De l'intellectualité (comme unique horizon)
Mais la philosophie ne déroule pas seulement ce que l’intentionnalité peut, elle tente de décrire ce qu’elle est. L’esthétique ou le littéraire manifestent expressément ; dans l’expression, et ce faisant tirent l’intention là où elle ne sait pas. Dans les franchissements de mondes, mais aussi dans et vers le monde-même. L’être au monde, puisqu’il ne peut se déverrouiller que dans l’expression (sinon notre regard ne situe rien), ne fut jamais éprouvé par un sujet nu, sans parole symboliquement orchestrée et ordonnée au-dedans d’un groupe et organisée de ce dedans du groupe (occupant l’épreuve de la vérité de par lui-même).
La livraison d’un sujet au monde est sensiblement la déraison même ; il regrette si infiniment que la parole qui l’occupe n’ait plus aucun sens ; qu’elle ne soit plus reprise par et dans le partage symbolique ; pas même le partage symbolique imaginé (celui d’une communauté de foi, qui se substituait au partage réelle entre tous d’une tribu de visu). Puisque se dresse la densité du monde, la matérialité du corps, l’envie des choses, et que face à cette présence constante, l’imaginaire n’y suffit plus et s’efface, alors que la parole symbolique bien que n’étant plus qu’un lointain souvenir, impose encore son être de fait, en tant que le langage est toujours et à jamais l’entente.
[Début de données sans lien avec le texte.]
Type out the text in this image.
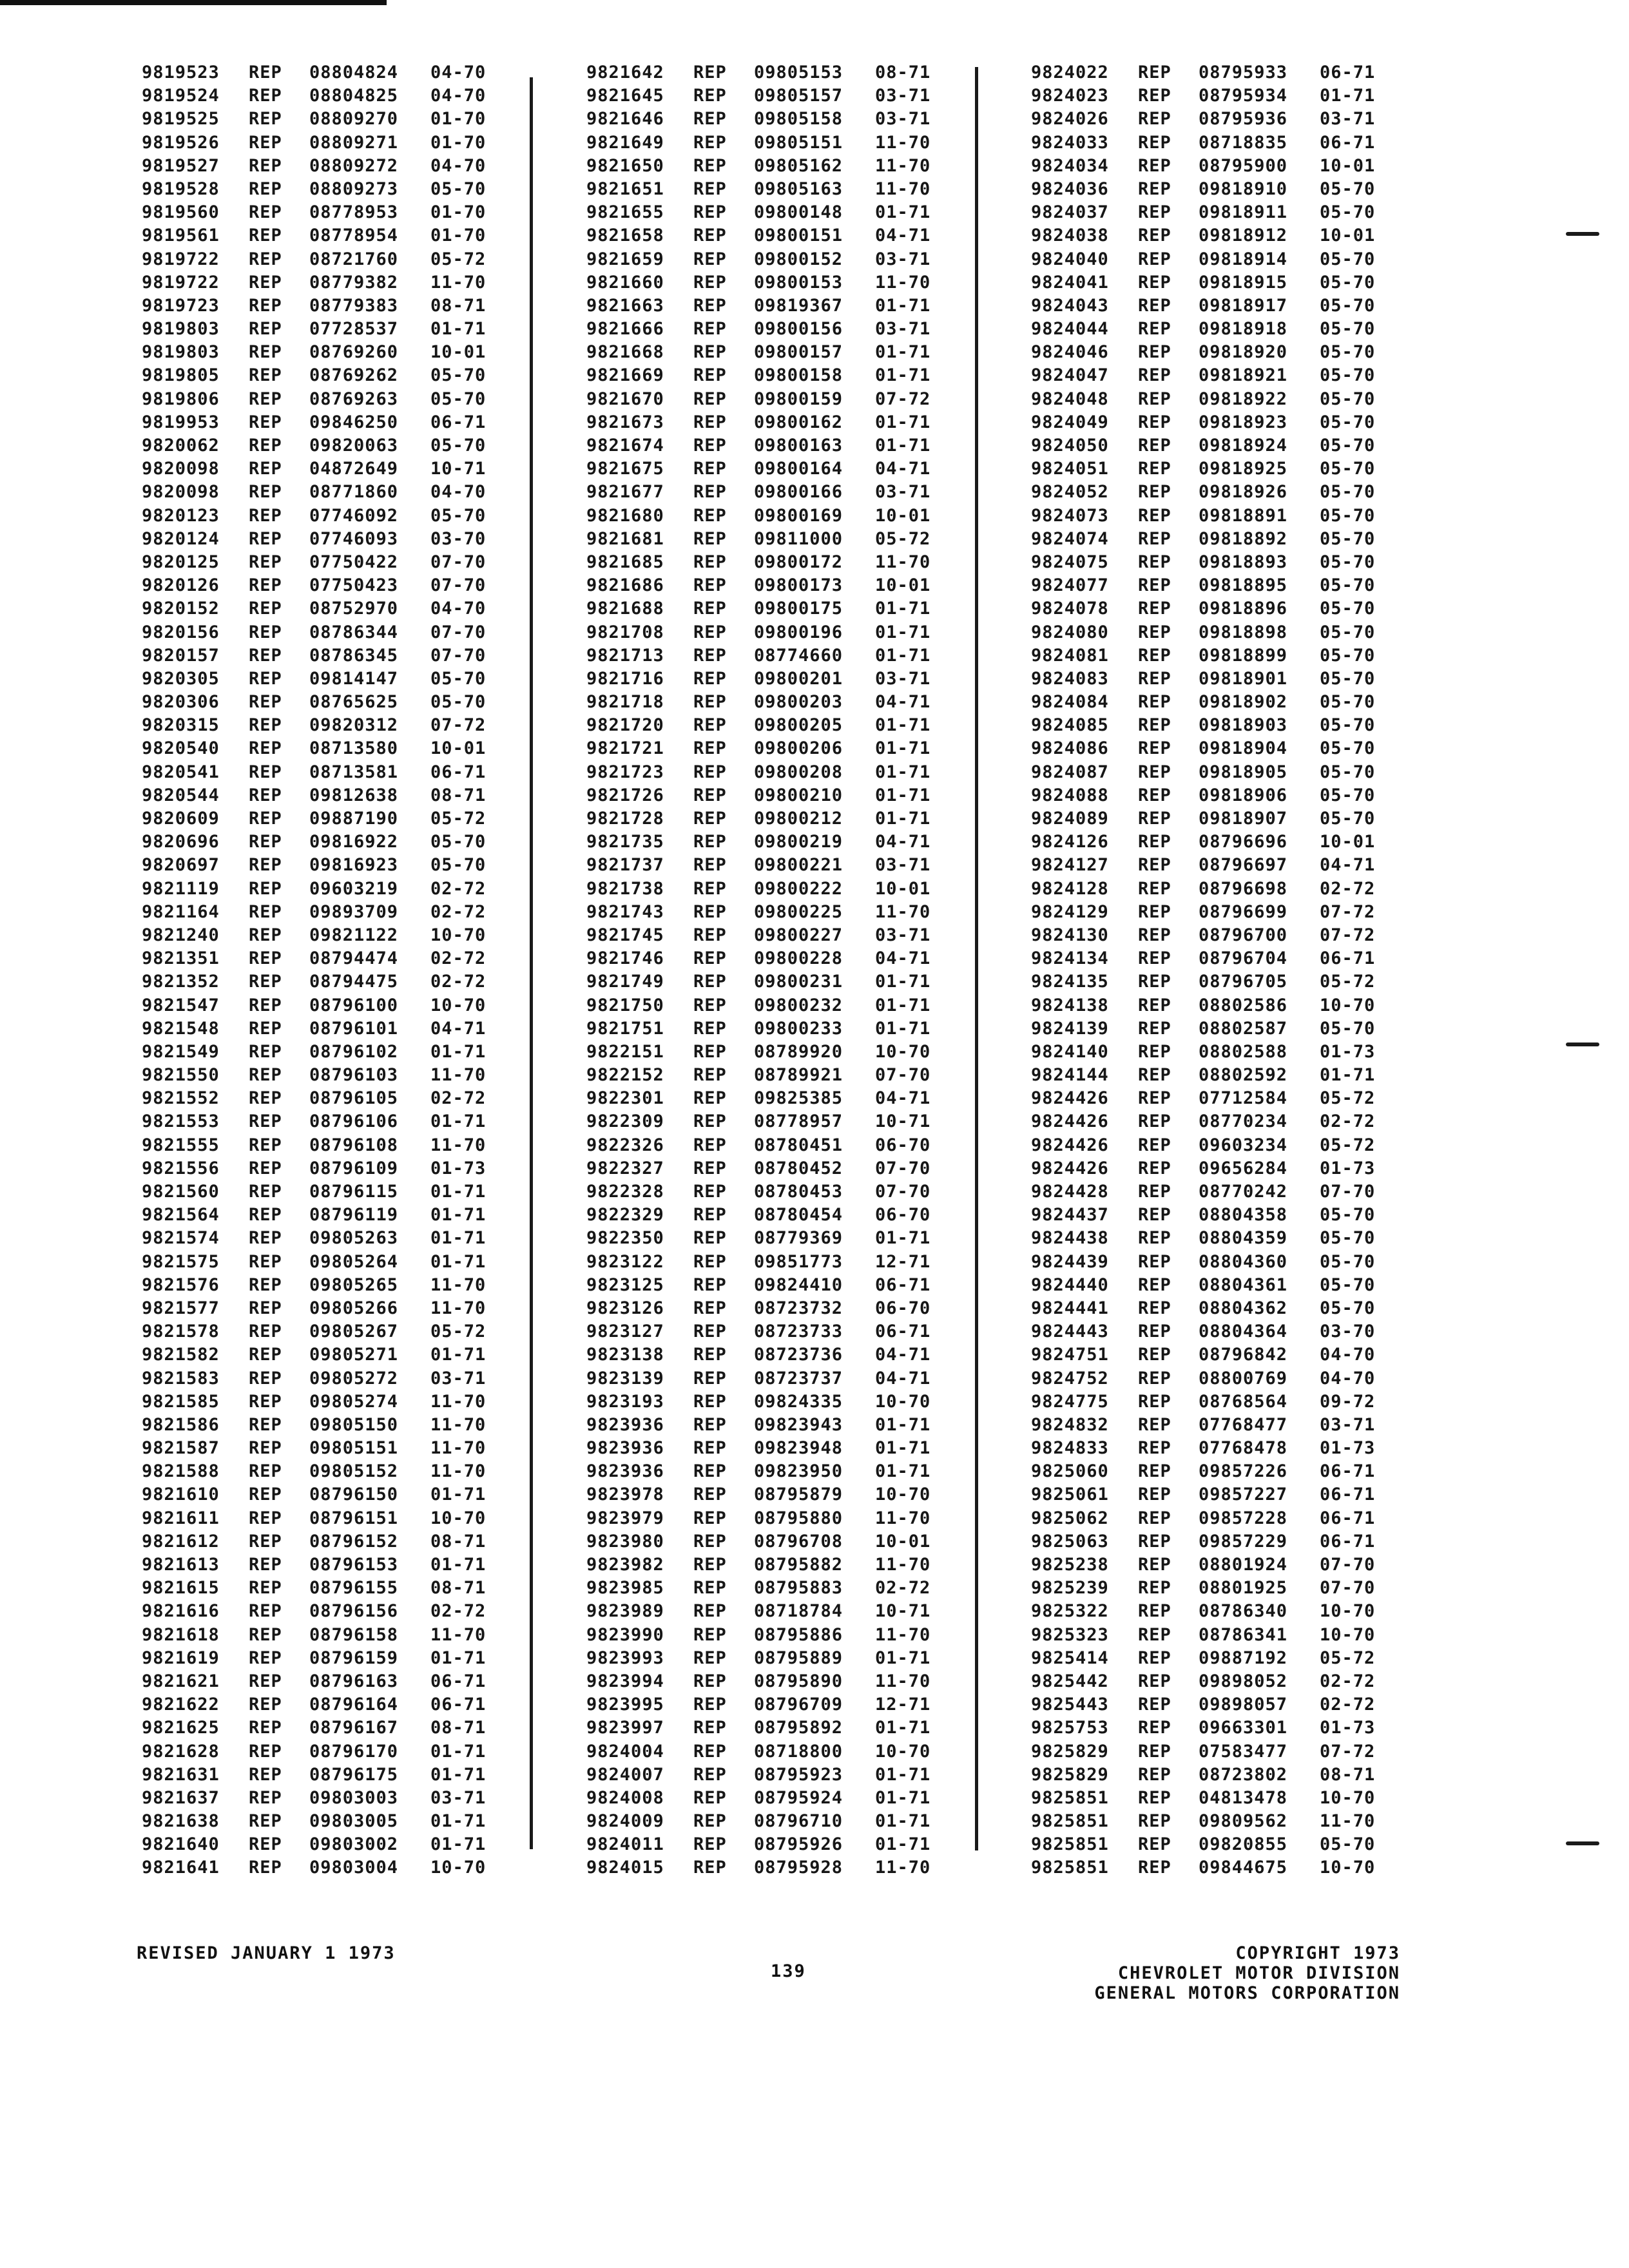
9819523 REP 08804824 04-70
9819524 REP 08804825 04-70
9819525 REP 08809270 01-70
9819526 REP 08809271 01-70
9819527 REP 08809272 04-70
9819528 REP 08809273 05-70
9819560 REP 08778953 01-70
9819561 REP 08778954 01-70
9819722 REP 08721760 05-72
9819722 REP 08779382 11-70
9819723 REP 08779383 08-71
9819803 REP 07728537 01-71
9819803 REP 08769260 10-01
9819805 REP 08769262 05-70
9819806 REP 08769263 05-70
9819953 REP 09846250 06-71
9820062 REP 09820063 05-70
9820098 REP 04872649 10-71
9820098 REP 08771860 04-70
9820123 REP 07746092 05-70
9820124 REP 07746093 03-70
9820125 REP 07750422 07-70
9820126 REP 07750423 07-70
9820152 REP 08752970 04-70
9820156 REP 08786344 07-70
9820157 REP 08786345 07-70
9820305 REP 09814147 05-70
9820306 REP 08765625 05-70
9820315 REP 09820312 07-72
9820540 REP 08713580 10-01
9820541 REP 08713581 06-71
9820544 REP 09812638 08-71
9820609 REP 09887190 05-72
9820696 REP 09816922 05-70
9820697 REP 09816923 05-70
9821119 REP 09603219 02-72
9821164 REP 09893709 02-72
9821240 REP 09821122 10-70
9821351 REP 08794474 02-72
9821352 REP 08794475 02-72
9821547 REP 08796100 10-70
9821548 REP 08796101 04-71
9821549 REP 08796102 01-71
9821550 REP 08796103 11-70
9821552 REP 08796105 02-72
9821553 REP 08796106 01-71
9821555 REP 08796108 11-70
9821556 REP 08796109 01-73
9821560 REP 08796115 01-71
9821564 REP 08796119 01-71
9821574 REP 09805263 01-71
9821575 REP 09805264 01-71
9821576 REP 09805265 11-70
9821577 REP 09805266 11-70
9821578 REP 09805267 05-72
9821582 REP 09805271 01-71
9821583 REP 09805272 03-71
9821585 REP 09805274 11-70
9821586 REP 09805150 11-70
9821587 REP 09805151 11-70
9821588 REP 09805152 11-70
9821610 REP 08796150 01-71
9821611 REP 08796151 10-70
9821612 REP 08796152 08-71
9821613 REP 08796153 01-71
9821615 REP 08796155 08-71
9821616 REP 08796156 02-72
9821618 REP 08796158 11-70
9821619 REP 08796159 01-71
9821621 REP 08796163 06-71
9821622 REP 08796164 06-71
9821625 REP 08796167 08-71
9821628 REP 08796170 01-71
9821631 REP 08796175 01-71
9821637 REP 09803003 03-71
9821638 REP 09803005 01-71
9821640 REP 09803002 01-71
9821641 REP 09803004 10-70
9821642 REP 09805153 08-71
9821645 REP 09805157 03-71
9821646 REP 09805158 03-71
9821649 REP 09805151 11-70
9821650 REP 09805162 11-70
9821651 REP 09805163 11-70
9821655 REP 09800148 01-71
9821658 REP 09800151 04-71
9821659 REP 09800152 03-71
9821660 REP 09800153 11-70
9821663 REP 09819367 01-71
9821666 REP 09800156 03-71
9821668 REP 09800157 01-71
9821669 REP 09800158 01-71
9821670 REP 09800159 07-72
9821673 REP 09800162 01-71
9821674 REP 09800163 01-71
9821675 REP 09800164 04-71
9821677 REP 09800166 03-71
9821680 REP 09800169 10-01
9821681 REP 09811000 05-72
9821685 REP 09800172 11-70
9821686 REP 09800173 10-01
9821688 REP 09800175 01-71
9821708 REP 09800196 01-71
9821713 REP 08774660 01-71
9821716 REP 09800201 03-71
9821718 REP 09800203 04-71
9821720 REP 09800205 01-71
9821721 REP 09800206 01-71
9821723 REP 09800208 01-71
9821726 REP 09800210 01-71
9821728 REP 09800212 01-71
9821735 REP 09800219 04-71
9821737 REP 09800221 03-71
9821738 REP 09800222 10-01
9821743 REP 09800225 11-70
9821745 REP 09800227 03-71
9821746 REP 09800228 04-71
9821749 REP 09800231 01-71
9821750 REP 09800232 01-71
9821751 REP 09800233 01-71
9822151 REP 08789920 10-70
9822152 REP 08789921 07-70
9822301 REP 09825385 04-71
9822309 REP 08778957 10-71
9822326 REP 08780451 06-70
9822327 REP 08780452 07-70
9822328 REP 08780453 07-70
9822329 REP 08780454 06-70
9822350 REP 08779369 01-71
9823122 REP 09851773 12-71
9823125 REP 09824410 06-71
9823126 REP 08723732 06-70
9823127 REP 08723733 06-71
9823138 REP 08723736 04-71
9823139 REP 08723737 04-71
9823193 REP 09824335 10-70
9823936 REP 09823943 01-71
9823936 REP 09823948 01-71
9823936 REP 09823950 01-71
9823978 REP 08795879 10-70
9823979 REP 08795880 11-70
9823980 REP 08796708 10-01
9823982 REP 08795882 11-70
9823985 REP 08795883 02-72
9823989 REP 08718784 10-71
9823990 REP 08795886 11-70
9823993 REP 08795889 01-71
9823994 REP 08795890 11-70
9823995 REP 08796709 12-71
9823997 REP 08795892 01-71
9824004 REP 08718800 10-70
9824007 REP 08795923 01-71
9824008 REP 08795924 01-71
9824009 REP 08796710 01-71
9824011 REP 08795926 01-71
9824015 REP 08795928 11-70
9824022 REP 08795933 06-71
9824023 REP 08795934 01-71
9824026 REP 08795936 03-71
9824033 REP 08718835 06-71
9824034 REP 08795900 10-01
9824036 REP 09818910 05-70
9824037 REP 09818911 05-70
9824038 REP 09818912 10-01
9824040 REP 09818914 05-70
9824041 REP 09818915 05-70
9824043 REP 09818917 05-70
9824044 REP 09818918 05-70
9824046 REP 09818920 05-70
9824047 REP 09818921 05-70
9824048 REP 09818922 05-70
9824049 REP 09818923 05-70
9824050 REP 09818924 05-70
9824051 REP 09818925 05-70
9824052 REP 09818926 05-70
9824073 REP 09818891 05-70
9824074 REP 09818892 05-70
9824075 REP 09818893 05-70
9824077 REP 09818895 05-70
9824078 REP 09818896 05-70
9824080 REP 09818898 05-70
9824081 REP 09818899 05-70
9824083 REP 09818901 05-70
9824084 REP 09818902 05-70
9824085 REP 09818903 05-70
9824086 REP 09818904 05-70
9824087 REP 09818905 05-70
9824088 REP 09818906 05-70
9824089 REP 09818907 05-70
9824126 REP 08796696 10-01
9824127 REP 08796697 04-71
9824128 REP 08796698 02-72
9824129 REP 08796699 07-72
9824130 REP 08796700 07-72
9824134 REP 08796704 06-71
9824135 REP 08796705 05-72
9824138 REP 08802586 10-70
9824139 REP 08802587 05-70
9824140 REP 08802588 01-73
9824144 REP 08802592 01-71
9824426 REP 07712584 05-72
9824426 REP 08770234 02-72
9824426 REP 09603234 05-72
9824426 REP 09656284 01-73
9824428 REP 08770242 07-70
9824437 REP 08804358 05-70
9824438 REP 08804359 05-70
9824439 REP 08804360 05-70
9824440 REP 08804361 05-70
9824441 REP 08804362 05-70
9824443 REP 08804364 03-70
9824751 REP 08796842 04-70
9824752 REP 08800769 04-70
9824775 REP 08768564 09-72
9824832 REP 07768477 03-71
9824833 REP 07768478 01-73
9825060 REP 09857226 06-71
9825061 REP 09857227 06-71
9825062 REP 09857228 06-71
9825063 REP 09857229 06-71
9825238 REP 08801924 07-70
9825239 REP 08801925 07-70
9825322 REP 08786340 10-70
9825323 REP 08786341 10-70
9825414 REP 09887192 05-72
9825442 REP 09898052 02-72
9825443 REP 09898057 02-72
9825753 REP 09663301 01-73
9825829 REP 07583477 07-72
9825829 REP 08723802 08-71
9825851 REP 04813478 10-70
9825851 REP 09809562 11-70
9825851 REP 09820855 05-70
9825851 REP 09844675 10-70
REVISED JANUARY 1 1973
139
COPYRIGHT 1973
CHEVROLET MOTOR DIVISION
GENERAL MOTORS CORPORATION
Aussi littérature et esthétiques se rendent en une complexité sans égale ; une intellectualité. Seule l’intellectualité fait mine de parole et se communique à soi et entre les quelques soi qui y comprennent, se communique une expression de l’insoutenable.
A rebours de cette intellectualité nécessaire du libre pur des sujets, aguerris et maintenant la vérité dans et contre tout ce qui est du monde, mais aussi donc, dans ce même monde ; et sans rien en négliger, à rebours s’extrapole les mois ; les mois qui subissent tous les contrecoups du défaut symbolique, mais aussi du manque imaginaire. Il ne leur reste que leur corps ; et à défaut d’imaginaire leurs fantasmes bricolés. Les mois sont rigoureusement esseulés dans ce qui leur semble un marasme, une déliquescence, des effondrements du monde, soupçonnant le cataclysme des mondes eux-mêmes, annihilant la richesse des mondes comme écueils du navire humain s’y brisant absurdement partout.
Pour un moi, qui n’a pas entamé son sujet à être, aucune parole ne retentit plus où que cela soit ; elle renvoie, dans ce silence, au corps défenestré ; aux symptômes et aux paroles enfermées dans un « corps » ; il est la seule consistance qui soit parce qu’il est la seule consistance perceptible et que l’on ne croit plus aux mots qui sortent de la bouche et encore moins qui surgissent de l’esprit ; tout cela est annulé et remplacé par un être-là, ce seul corps.
Le moi ayant ourdi son sujet commence par contre de comprendre que la parole est partout reprise par qui la sait ; qu’en somme la parole ne peut plus exister symboliquement ni plus même imaginairement, mais par contre qu’elle est, et absolument, intellectivement déployée comme jamais.
Or un moi ne peut pas se savoir intellectivement ; pas sans effort ; et il ne voit pas le sens, l’orientation d’un tel effort (qu’il limite à tel domaine spécialisé d’experts, une professionnalisation), parce que le seul sens, orientation, de ce qui est, qui lui tienne, consiste en son corps donné, là, formidable inertie qui ne mène, n’a de sens définitif que la mort. Il est piégé ; soit ses fantasmes bricolés (qui n’ont ni queue, ni tête, propre et figuré) soit ce corps de mort indéfinie.
Autrement dit, il n’est aucun moyen de s’en sortir, vivant, en un tel monde, dépenaillé et dont seulement l’intellectualité peut instaurer le règne tout à fait autre.
La parole, partagée (symbolique au sens propre), annéantie, mais aussi l’imaginaire symbolique (en lequel la parole s’adressait en un Sens désiré), annulé par le monde présent produisent l’apogée du fantasme bricolé, qui ne signifie rien, et ne reste plus, humainement, que l’intellectualité qui y puisse créer.